Dismiss Notice
Join Physics Forums Today!
The friendliest, high quality science and math community on the planet! Everyone who loves science is here!

Homework Help: Basic Questions

  1. Oct 3, 2004 #1
    I don't have any work yet to show because each question has some element that I don't know how to resolve.

    #1. Two rugby players are running towards each other. They are 37 m apart. If one is accelerating from rest at 0.5 m/s^2 and the other was already moving at 3.1 m/s and maintains her speed, how long before they crunch together?

    * I did a questioin like this but both people where going at a constant speed. How do I account for the person accelerating?

    [tex] \frac{x}{???} = \frac{37 - x}{3.1}[/tex]

    #2. Superwoman is hovering above the ground when a person free-falling goes by her at terminal velocity of 140 km/h. Unfortunately, the parachute does not open. If it takes her 1.9 s to realize the person is in distress, what must her acceleration be if she is to catch the person just before she hits the ground 1000m below?

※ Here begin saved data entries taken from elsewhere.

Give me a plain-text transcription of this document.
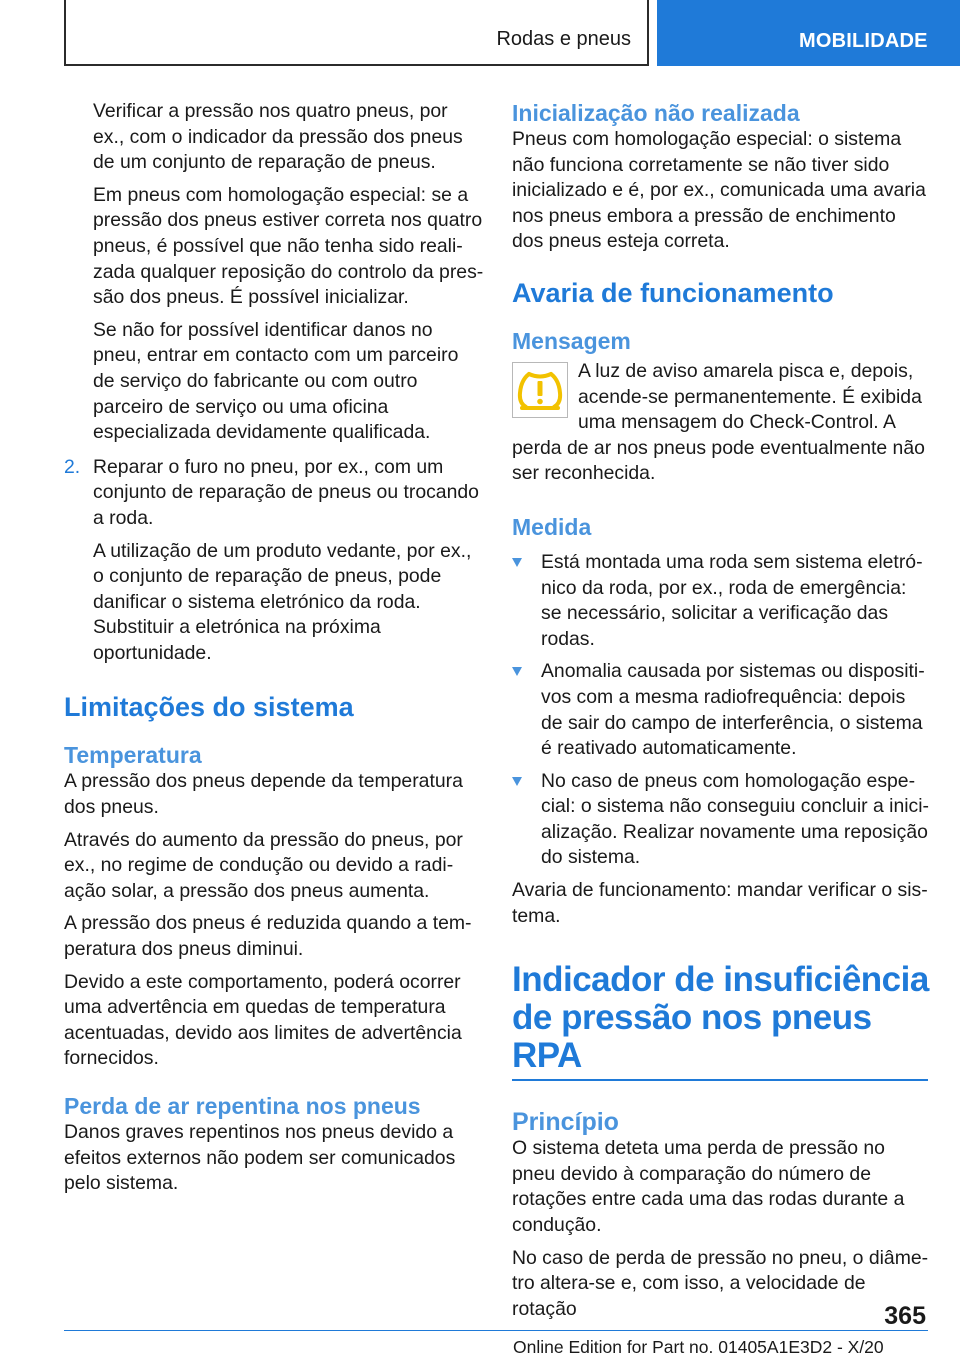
Rodas e pneus	MOBILIDADE

Verificar a pressão nos quatro pneus, por ex., com o indicador da pressão dos pneus de um conjunto de reparação de pneus.

Em pneus com homologação especial: se a pressão dos pneus estiver correta nos quatro pneus, é possível que não tenha sido realizada qualquer reposição do controlo da pressão dos pneus. É possível inicializar.

Se não for possível identificar danos no pneu, entrar em contacto com um parceiro de serviço do fabricante ou com outro parceiro de serviço ou uma oficina especializada devidamente qualificada.

2. Reparar o furo no pneu, por ex., com um conjunto de reparação de pneus ou trocando a roda.

A utilização de um produto vedante, por ex., o conjunto de reparação de pneus, pode danificar o sistema eletrónico da roda. Substituir a eletrónica na próxima oportunidade.

Limitações do sistema
Temperatura

A pressão dos pneus depende da temperatura dos pneus.

Através do aumento da pressão do pneus, por ex., no regime de condução ou devido a radiação solar, a pressão dos pneus aumenta.

A pressão dos pneus é reduzida quando a temperatura dos pneus diminui.

Devido a este comportamento, poderá ocorrer uma advertência em quedas de temperatura acentuadas, devido aos limites de advertência fornecidos.

Perda de ar repentina nos pneus

Danos graves repentinos nos pneus devido a efeitos externos não podem ser comunicados pelo sistema.

Inicialização não realizada

Pneus com homologação especial: o sistema não funciona corretamente se não tiver sido inicializado e é, por ex., comunicada uma avaria nos pneus embora a pressão de enchimento dos pneus esteja correta.

Avaria de funcionamento
Mensagem

A luz de aviso amarela pisca e, depois, acende-se permanentemente. É exibida uma mensagem do Check-Control. A perda de ar nos pneus pode eventualmente não ser reconhecida.

Medida
Está montada uma roda sem sistema eletrónico da roda, por ex., roda de emergência: se necessário, solicitar a verificação das rodas.
Anomalia causada por sistemas ou dispositivos com a mesma radiofrequência: depois de sair do campo de interferência, o sistema é reativado automaticamente.
No caso de pneus com homologação especial: o sistema não conseguiu concluir a inicialização. Realizar novamente uma reposição do sistema.

Avaria de funcionamento: mandar verificar o sistema.

Indicador de insuficiência de pressão nos pneus RPA
Princípio

O sistema deteta uma perda de pressão no pneu devido à comparação do número de rotações entre cada uma das rodas durante a condução.

No caso de perda de pressão no pneu, o diâmetro altera-se e, com isso, a velocidade de rotação	365
Online Edition for Part no. 01405A1E3D2 - X/20
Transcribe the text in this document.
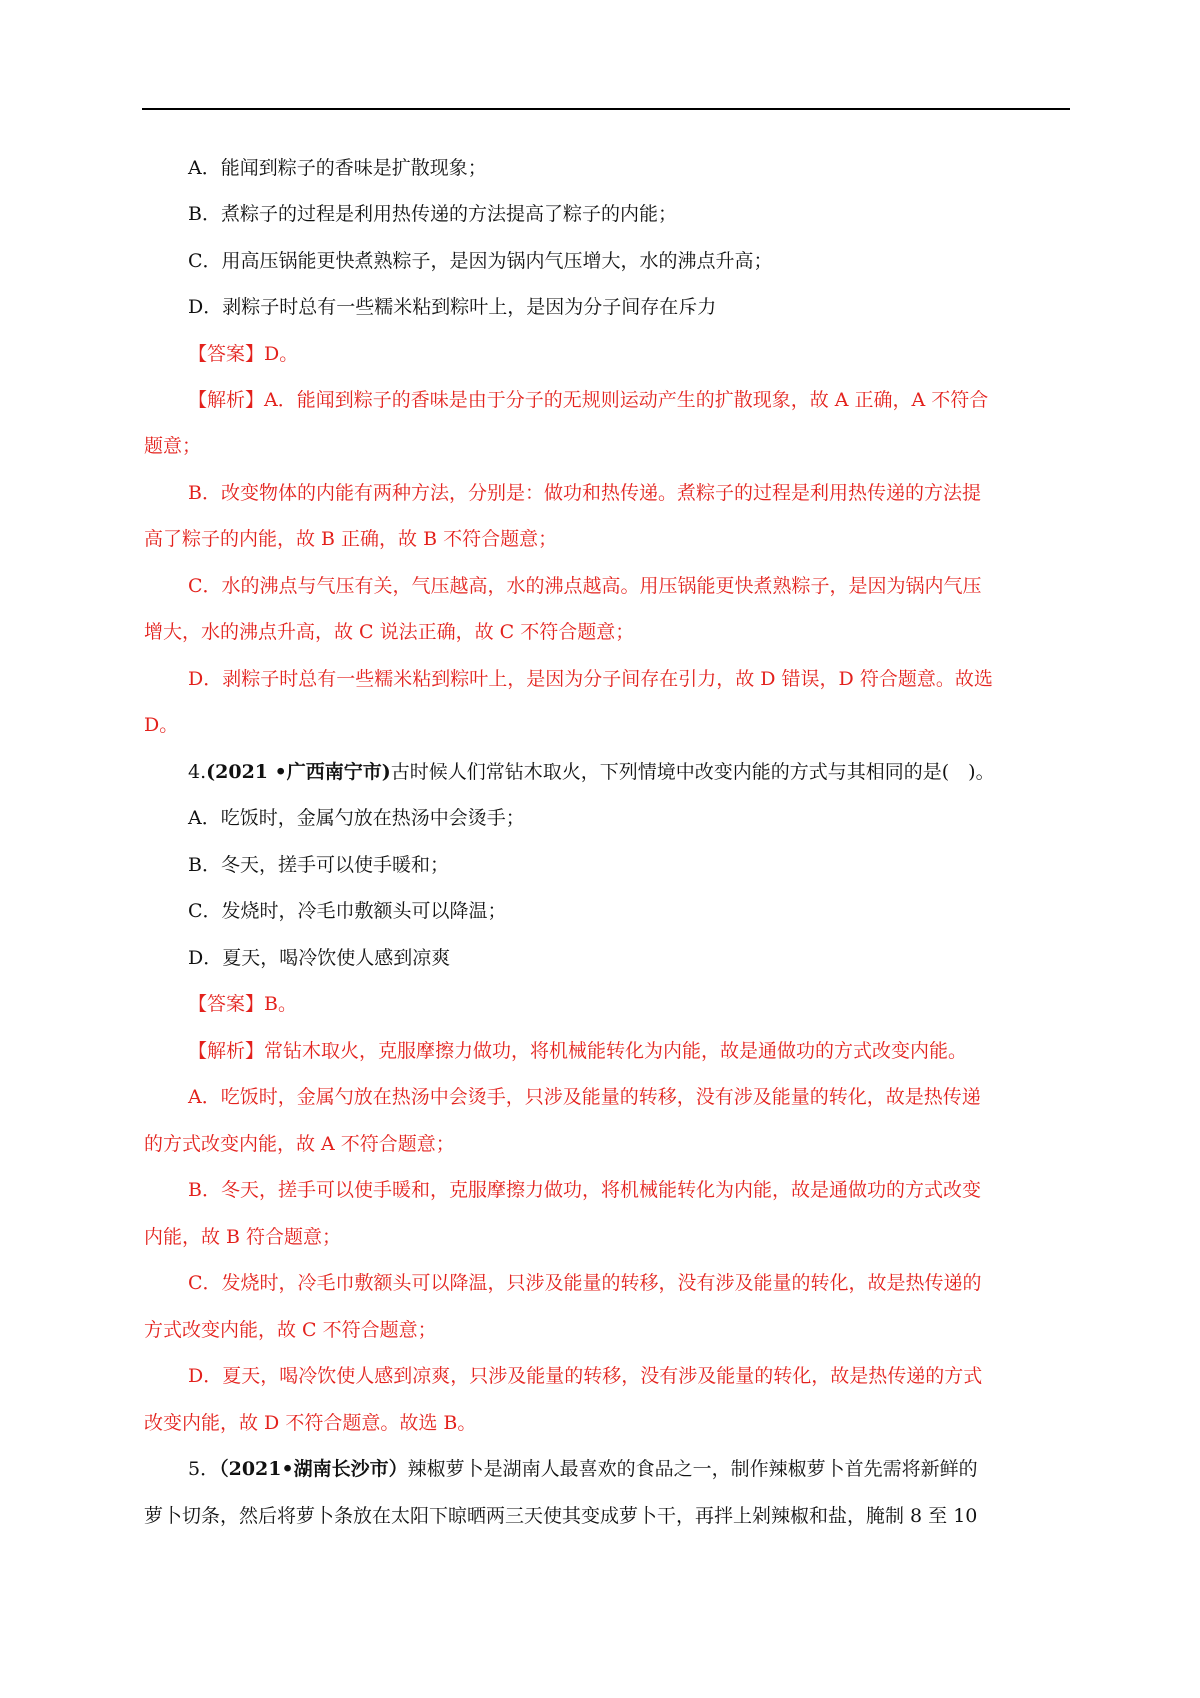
A．能闻到粽子的香味是扩散现象；
B．煮粽子的过程是利用热传递的方法提高了粽子的内能；
C．用高压锅能更快煮熟粽子，是因为锅内气压增大，水的沸点升高；
D．剥粽子时总有一些糯米粘到粽叶上，是因为分子间存在斥力
【答案】D。
【解析】A．能闻到粽子的香味是由于分子的无规则运动产生的扩散现象，故 A 正确，A 不符合
题意；
B．改变物体的内能有两种方法，分别是：做功和热传递。煮粽子的过程是利用热传递的方法提
高了粽子的内能，故 B 正确，故 B 不符合题意；
C．水的沸点与气压有关，气压越高，水的沸点越高。用压锅能更快煮熟粽子，是因为锅内气压
增大，水的沸点升高，故 C 说法正确，故 C 不符合题意；
D．剥粽子时总有一些糯米粘到粽叶上，是因为分子间存在引力，故 D 错误，D 符合题意。故选
D。
4.(2021 •广西南宁市)古时候人们常钻木取火，下列情境中改变内能的方式与其相同的是(　)。
A．吃饭时，金属勺放在热汤中会烫手；
B．冬天，搓手可以使手暖和；
C．发烧时，冷毛巾敷额头可以降温；
D．夏天，喝冷饮使人感到凉爽
【答案】B。
【解析】常钻木取火，克服摩擦力做功，将机械能转化为内能，故是通做功的方式改变内能。
A．吃饭时，金属勺放在热汤中会烫手，只涉及能量的转移，没有涉及能量的转化，故是热传递
的方式改变内能，故 A 不符合题意；
B．冬天，搓手可以使手暖和，克服摩擦力做功，将机械能转化为内能，故是通做功的方式改变
内能，故 B 符合题意；
C．发烧时，冷毛巾敷额头可以降温，只涉及能量的转移，没有涉及能量的转化，故是热传递的
方式改变内能，故 C 不符合题意；
D．夏天，喝冷饮使人感到凉爽，只涉及能量的转移，没有涉及能量的转化，故是热传递的方式
改变内能，故 D 不符合题意。故选 B。
5．（2021•湖南长沙市）辣椒萝卜是湖南人最喜欢的食品之一，制作辣椒萝卜首先需将新鲜的
萝卜切条，然后将萝卜条放在太阳下晾晒两三天使其变成萝卜干，再拌上剁辣椒和盐，腌制 8 至 10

    * I guess I could find the distance she travelled in the 1.9 s and substract it from 1000. Not sure where to go from there.
  2. jcsd
  3. Oct 3, 2004 #2
    1. Try thinking about the problem as if one of the two people were not moving at all.

    2. I guess I could find the distance she travelled in the 1.9 s and substract it from 1000. Thats a good start. If superwoman (wonder woman, superman???) is to catch the person right before the person hits the ground than they both must reach the ground at the same time. Which means the time it takes for both of them must be the same. Try finding out the time and than see what you can say about superwomans acceleration.
  4. Oct 3, 2004 #3
    1.Let the players crunch(meet) after time t.As they meet,they are at the same position.So the distance travelled by the 1st person=distance travelled by the 2nd + initial distance b/w them(here,37m)
    Now i think you can do it.Just use expression for distance(x=u*t +.5at^2)
  5. Oct 3, 2004 #4

    Are you sure their distance travelled (before colliding) will be the same if they're moving at different speeds?
  6. Oct 3, 2004 #5
    1. Still not sure what to do here, I'll keep thinking.

    2. So if I find the time before the person hits, I can just use that and the distance to find superwoman's acceleration? Doesn't this exclude the 1.9 s entirely? Does it even matter in the first place?